From Bitkom's point of view, three areas need to be addressed:
- Increasing competitiveness: creating framework conditions that promote innovation, including by closing the IT skills gap, reducing bureaucracy and digitalisation in administration and striking a new balance between data protection and data use.
- Strengthening key technologies: Moving away from the scattergun approach still practised in research funding towards focussed funding of key digital technologies with a leverage effect. Such key digital technologies include, in particular, artificial intelligence, quantum computing, the industrial metaverse and IT security. The expansion of Germany into a hot spot for chip production is also part of this. National measures must be closely dovetailed with activities at EU level.

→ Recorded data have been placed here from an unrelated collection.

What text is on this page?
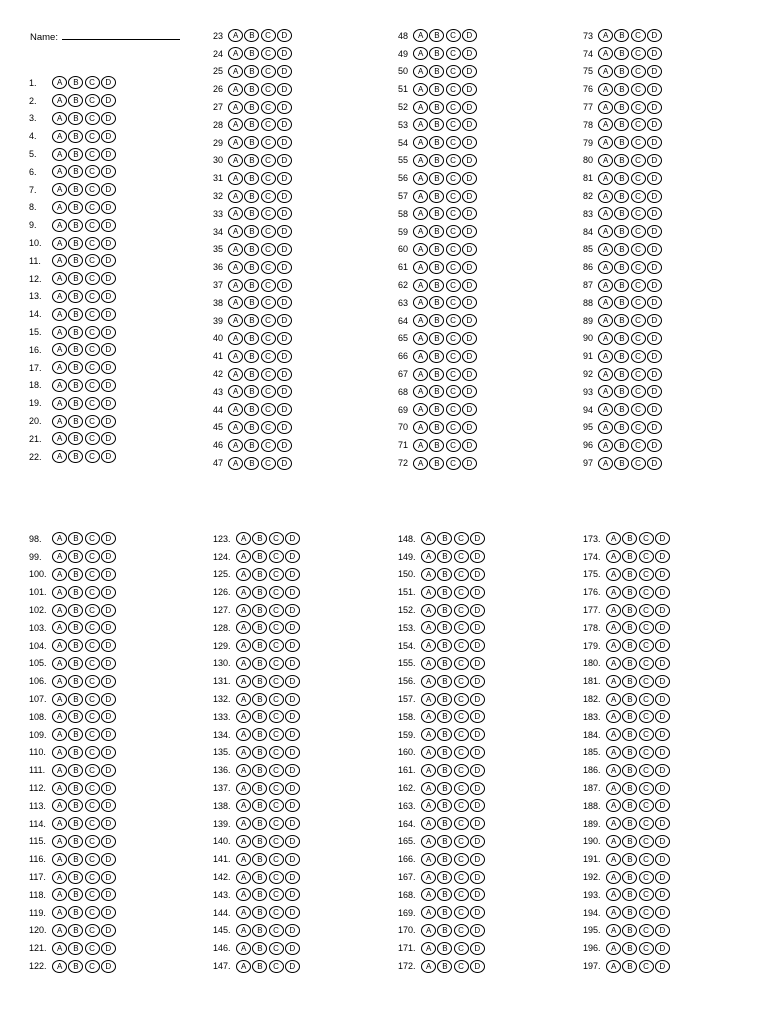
Name:
1.	A	B	C	D
2.	A	B	C	D
3.	A	B	C	D
4.	A	B	C	D
5.	A	B	C	D
6.	A	B	C	D
7.	A	B	C	D
8.	A	B	C	D
9.	A	B	C	D
10.	A	B	C	D
11.	A	B	C	D
12.	A	B	C	D
13.	A	B	C	D
14.	A	B	C	D
15.	A	B	C	D
16.	A	B	C	D
17.	A	B	C	D
18.	A	B	C	D
19.	A	B	C	D
20.	A	B	C	D
21.	A	B	C	D
22.	A	B	C	D
23	A	B	C	D
24	A	B	C	D
25	A	B	C	D
26	A	B	C	D
27	A	B	C	D
28	A	B	C	D
29	A	B	C	D
30	A	B	C	D
31	A	B	C	D
32	A	B	C	D
33	A	B	C	D
34	A	B	C	D
35	A	B	C	D
36	A	B	C	D
37	A	B	C	D
38	A	B	C	D
39	A	B	C	D
40	A	B	C	D
41	A	B	C	D
42	A	B	C	D
43	A	B	C	D
44	A	B	C	D
45	A	B	C	D
46	A	B	C	D
47	A	B	C	D
48	A	B	C	D
49	A	B	C	D
50	A	B	C	D
51	A	B	C	D
52	A	B	C	D
53	A	B	C	D
54	A	B	C	D
55	A	B	C	D
56	A	B	C	D
57	A	B	C	D
58	A	B	C	D
59	A	B	C	D
60	A	B	C	D
61	A	B	C	D
62	A	B	C	D
63	A	B	C	D
64	A	B	C	D
65	A	B	C	D
66	A	B	C	D
67	A	B	C	D
68	A	B	C	D
69	A	B	C	D
70	A	B	C	D
71	A	B	C	D
72	A	B	C	D
73	A	B	C	D
74	A	B	C	D
75	A	B	C	D
76	A	B	C	D
77	A	B	C	D
78	A	B	C	D
79	A	B	C	D
80	A	B	C	D
81	A	B	C	D
82	A	B	C	D
83	A	B	C	D
84	A	B	C	D
85	A	B	C	D
86	A	B	C	D
87	A	B	C	D
88	A	B	C	D
89	A	B	C	D
90	A	B	C	D
91	A	B	C	D
92	A	B	C	D
93	A	B	C	D
94	A	B	C	D
95	A	B	C	D
96	A	B	C	D
97	A	B	C	D
98.	A	B	C	D
99.	A	B	C	D
100.	A	B	C	D
101.	A	B	C	D
102.	A	B	C	D
103.	A	B	C	D
104.	A	B	C	D
105.	A	B	C	D
106.	A	B	C	D
107.	A	B	C	D
108.	A	B	C	D
109.	A	B	C	D
110.	A	B	C	D
111.	A	B	C	D
112.	A	B	C	D
113.	A	B	C	D
114.	A	B	C	D
115.	A	B	C	D
116.	A	B	C	D
117.	A	B	C	D
118.	A	B	C	D
119.	A	B	C	D
120.	A	B	C	D
121.	A	B	C	D
122.	A	B	C	D
123.	A	B	C	D
124.	A	B	C	D
125.	A	B	C	D
126.	A	B	C	D
127.	A	B	C	D
128.	A	B	C	D
129.	A	B	C	D
130.	A	B	C	D
131.	A	B	C	D
132.	A	B	C	D
133.	A	B	C	D
134.	A	B	C	D
135.	A	B	C	D
136.	A	B	C	D
137.	A	B	C	D
138.	A	B	C	D
139.	A	B	C	D
140.	A	B	C	D
141.	A	B	C	D
142.	A	B	C	D
143.	A	B	C	D
144.	A	B	C	D
145.	A	B	C	D
146.	A	B	C	D
147.	A	B	C	D
148.	A	B	C	D
149.	A	B	C	D
150.	A	B	C	D
151.	A	B	C	D
152.	A	B	C	D
153.	A	B	C	D
154.	A	B	C	D
155.	A	B	C	D
156.	A	B	C	D
157.	A	B	C	D
158.	A	B	C	D
159.	A	B	C	D
160.	A	B	C	D
161.	A	B	C	D
162.	A	B	C	D
163.	A	B	C	D
164.	A	B	C	D
165.	A	B	C	D
166.	A	B	C	D
167.	A	B	C	D
168.	A	B	C	D
169.	A	B	C	D
170.	A	B	C	D
171.	A	B	C	D
172.	A	B	C	D
173.	A	B	C	D
174.	A	B	C	D
175.	A	B	C	D
176.	A	B	C	D
177.	A	B	C	D
178.	A	B	C	D
179.	A	B	C	D
180.	A	B	C	D
181.	A	B	C	D
182.	A	B	C	D
183.	A	B	C	D
184.	A	B	C	D
185.	A	B	C	D
186.	A	B	C	D
187.	A	B	C	D
188.	A	B	C	D
189.	A	B	C	D
190.	A	B	C	D
191.	A	B	C	D
192.	A	B	C	D
193.	A	B	C	D
194.	A	B	C	D
195.	A	B	C	D
196.	A	B	C	D
197.	A	B	C	D
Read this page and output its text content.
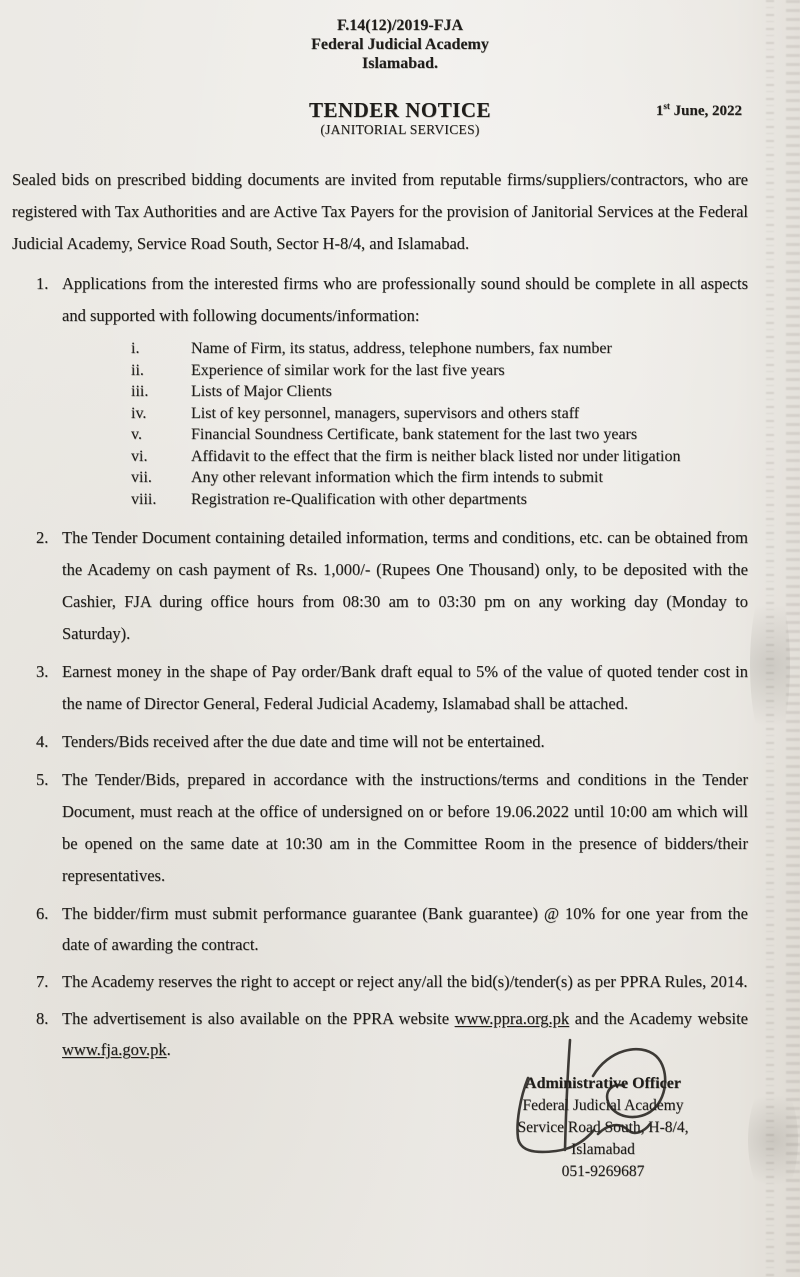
F.14(12)/2019-FJA
Federal Judicial Academy
Islamabad.
TENDER NOTICE
(JANITORIAL SERVICES)
1st June, 2022

Sealed bids on prescribed bidding documents are invited from reputable firms/suppliers/contractors, who are registered with Tax Authorities and are Active Tax Payers for the provision of Janitorial Services at the Federal Judicial Academy, Service Road South, Sector H-8/4, and Islamabad.

1. Applications from the interested firms who are professionally sound should be complete in all aspects and supported with following documents/information:
i.	Name of Firm, its status, address, telephone numbers, fax number
ii.	Experience of similar work for the last five years
iii.	Lists of Major Clients
iv.	List of key personnel, managers, supervisors and others staff
v.	Financial Soundness Certificate, bank statement for the last two years
vi.	Affidavit to the effect that the firm is neither black listed nor under litigation
vii.	Any other relevant information which the firm intends to submit
viii.	Registration re-Qualification with other departments
2. The Tender Document containing detailed information, terms and conditions, etc. can be obtained from the Academy on cash payment of Rs. 1,000/- (Rupees One Thousand) only, to be deposited with the Cashier, FJA during office hours from 08:30 am to 03:30 pm on any working day (Monday to Saturday).
3. Earnest money in the shape of Pay order/Bank draft equal to 5% of the value of quoted tender cost in the name of Director General, Federal Judicial Academy, Islamabad shall be attached.
4. Tenders/Bids received after the due date and time will not be entertained.
5. The Tender/Bids, prepared in accordance with the instructions/terms and conditions in the Tender Document, must reach at the office of undersigned on or before 19.06.2022 until 10:00 am which will be opened on the same date at 10:30 am in the Committee Room in the presence of bidders/their representatives.
6. The bidder/firm must submit performance guarantee (Bank guarantee) @ 10% for one year from the date of awarding the contract.
7. The Academy reserves the right to accept or reject any/all the bid(s)/tender(s) as per PPRA Rules, 2014.
8. The advertisement is also available on the PPRA website www.ppra.org.pk and the Academy website www.fja.gov.pk.
Administrative Officer
Federal Judicial Academy
Service Road South, H-8/4,
Islamabad
051-9269687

- Promotion of fields of application: Focus on technology interfaces between strong industries established in Germany and digital applications. There are worthwhile fields of application in digital medicine and autonomous, intermodal mobility, among others. Digital ecosystems need to be established in these areas. The introduction of super depreciation could massively increase the necessary digital investments.
Bitkom President Dr Ralf Wintergerst: "Despite all the crises: We are living in an era of opportunity. Never before has such a wealth of new, fascinating technologies emerged in such a short space of time. Germany missed out on the first two waves of digitalisation, which were driven by the Internet and the smartphone. With AI, quantum computing and the industrial metaverse, Germany now has the chance to play a leading role again. We must and can develop core competences in key digital technologies. Establishing digital sovereignty must become the core of German economic policy in the future."